Generation of G13513A-mpTALEN. (A) Schematic illustration of target site of G13513A-pTALEN. Black and white boxes indicate RVDs of L-pTALEN and R-pTALEN, respectively. Letters beside box indicate TALE’s name. Black bar indicates spacer region of L-pTALEN(PKLB)/R-pTALEN(PKR) pair. (B) Scheme of SSA assay. The reporter plasmid encodes a part of the mtDNA sequence including m.13513G or m.13513A, named m.13513 G(WT)-2 or m.13513A(MUT)-2, which is sandwiched by two split inactive parts of the luciferase gene with overlapping repeated sequences.
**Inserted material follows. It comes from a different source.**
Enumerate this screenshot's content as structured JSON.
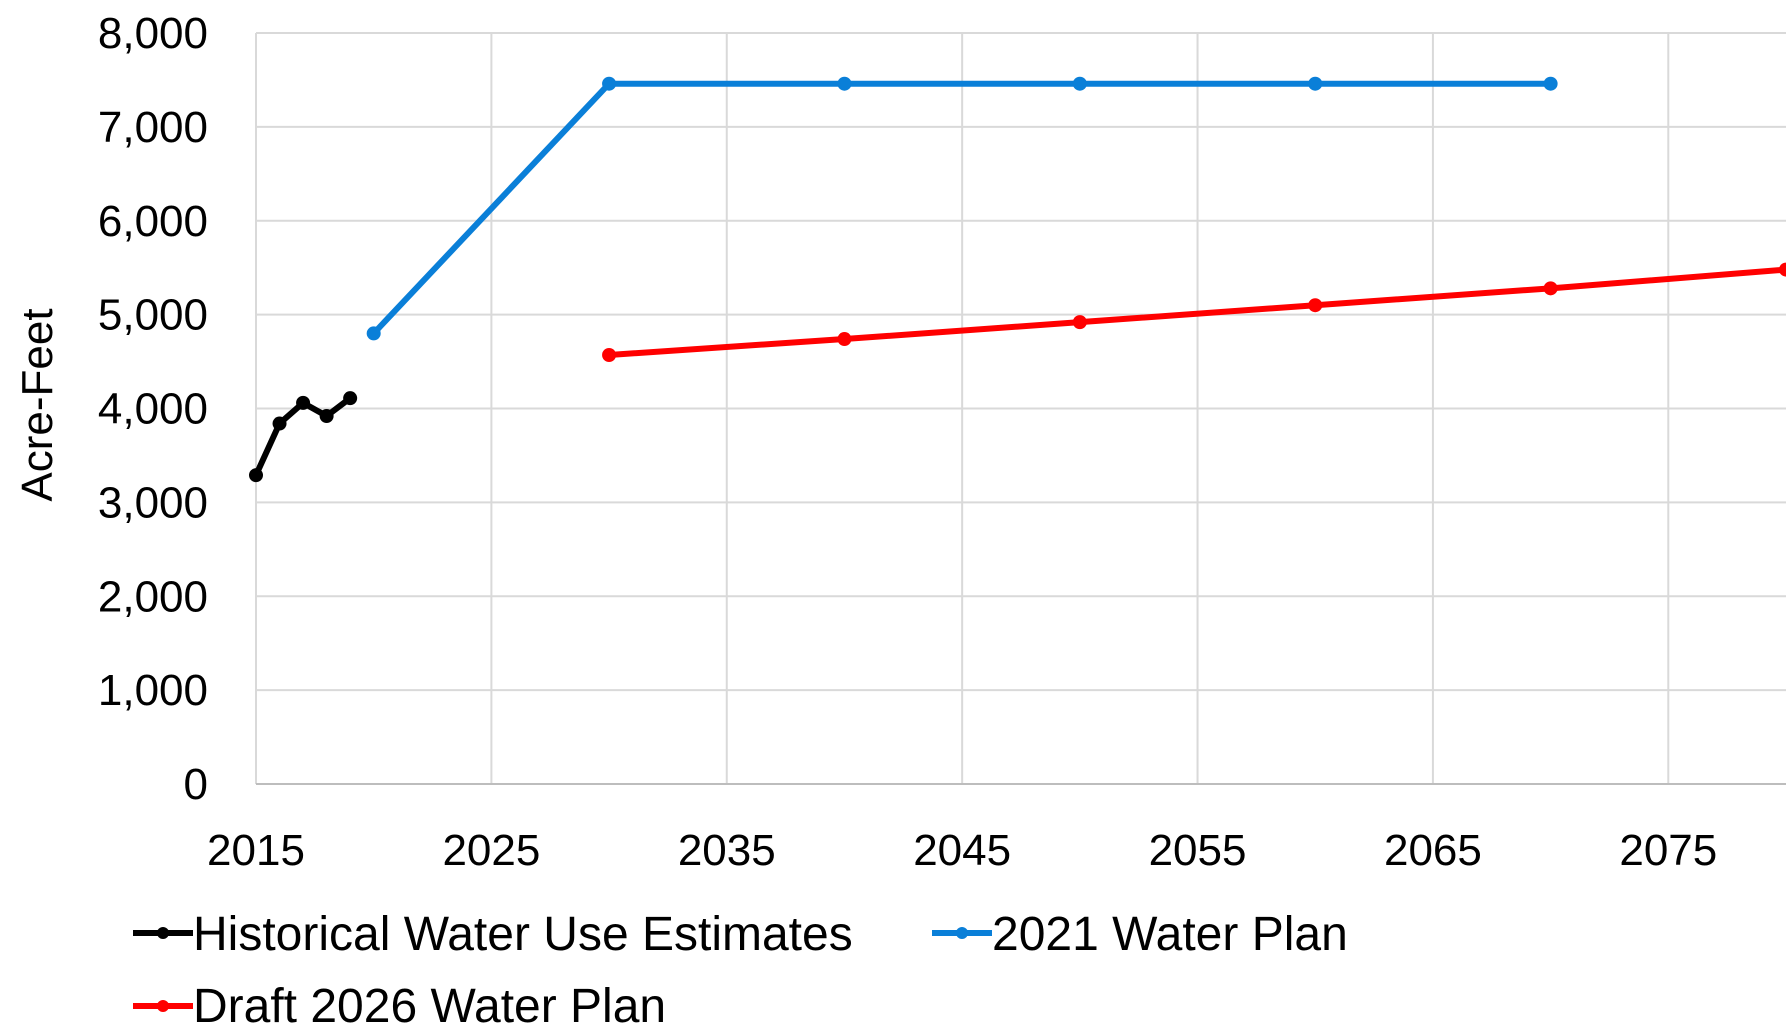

Following a double strand break caused by TALENs, a functional luciferase gene is generated by an SSA reaction. (C) Evaluation of SSA activity (Luc/RLuc) of pTALEN pairs. Blue and red bars reflect cleaving activity against m.13513 G(WT)-2 and m.13513A(MUT)-2, respectively. NC, negative control. Data are expressed as mean SEM (n = 3). (D) m.13513A(MUT) target specificity of each L-pTALEN/R-pTALEN pair. Data are expressed as mean SEM (n = 3). (E) Components of plasmids used to express L-mpTALEN(PKLB) and R-mpTALEN(PKR) monomers. (F) Western blotting of lysed HEK293T cells transfected with plasmid coding L-mpTALEN(PKLB) or R-mpTALEN(PKR) for 2 days. L-mpTALEN(PKLB) or R-mpTALEN(PKR) was detected using anti-Flag or anti-HA antibodies, respectively. GAPDH serves as a loading control. (G) Intracellular localization of mpTALENs analyzed by immunocytochemical analysis. L-mpTALEN(PKLB) or R-mpTALEN (PKR) was transiently expressed in HeLa cells. Two days after transfection, L-mpTALEN(PKLB) or R-mpTALEN(PKR) was stained using anti-Flag or anti-HA antibodies, respectively (red). Mitochondria were stained using anti-TOM20 antibodies (green). Nuclei were stained with DAPI (blue). Scale bar, 20 μm.

Figure 4

Decrease of m.13513G>A heteroplasmy level in MELAS-iPSCs by G13513A-mpTALEN. (A) Experimental scheme. MELAS-iPSCs (#67) subcultured at the same time were transfected with plasmids coding L-mpTALEN(PKLB) and R-mpTALEN(PKR) and EGFP (n = 3). EGFP-positive and live cells sorted at day 2 after transfection, named L-mpTALEN(PKLB)/R-mpTALEN(PKR), were compared with sorted cells transfected with twice the amount of plasmid coding L-mpTALEN(PKLB), named L-mpTALEN(PKLB)/L-mpTALEN(PKLB), and untreated cells. (B; left) m.13513G>A heteroplasmy level was analyzed by ARMS-qPCR. Data are expressed as mean ± SEM (n = 3). *p < 0.05, **p < 0.01, Tukey’s test. (B; right) Sanger-sequence analysis. Arrow indicates m.13513 position. (C) MtDNA copy numbers of L-mpTALEN(PKLB)/R-mpTALEN(PKR) are represented relative to those of L-mpTALEN(PKLB)/L-mpTALEN(PKLB). Data are expressed as mean ± SEM (n = 3). ***p < 0.005, Student’s t-test.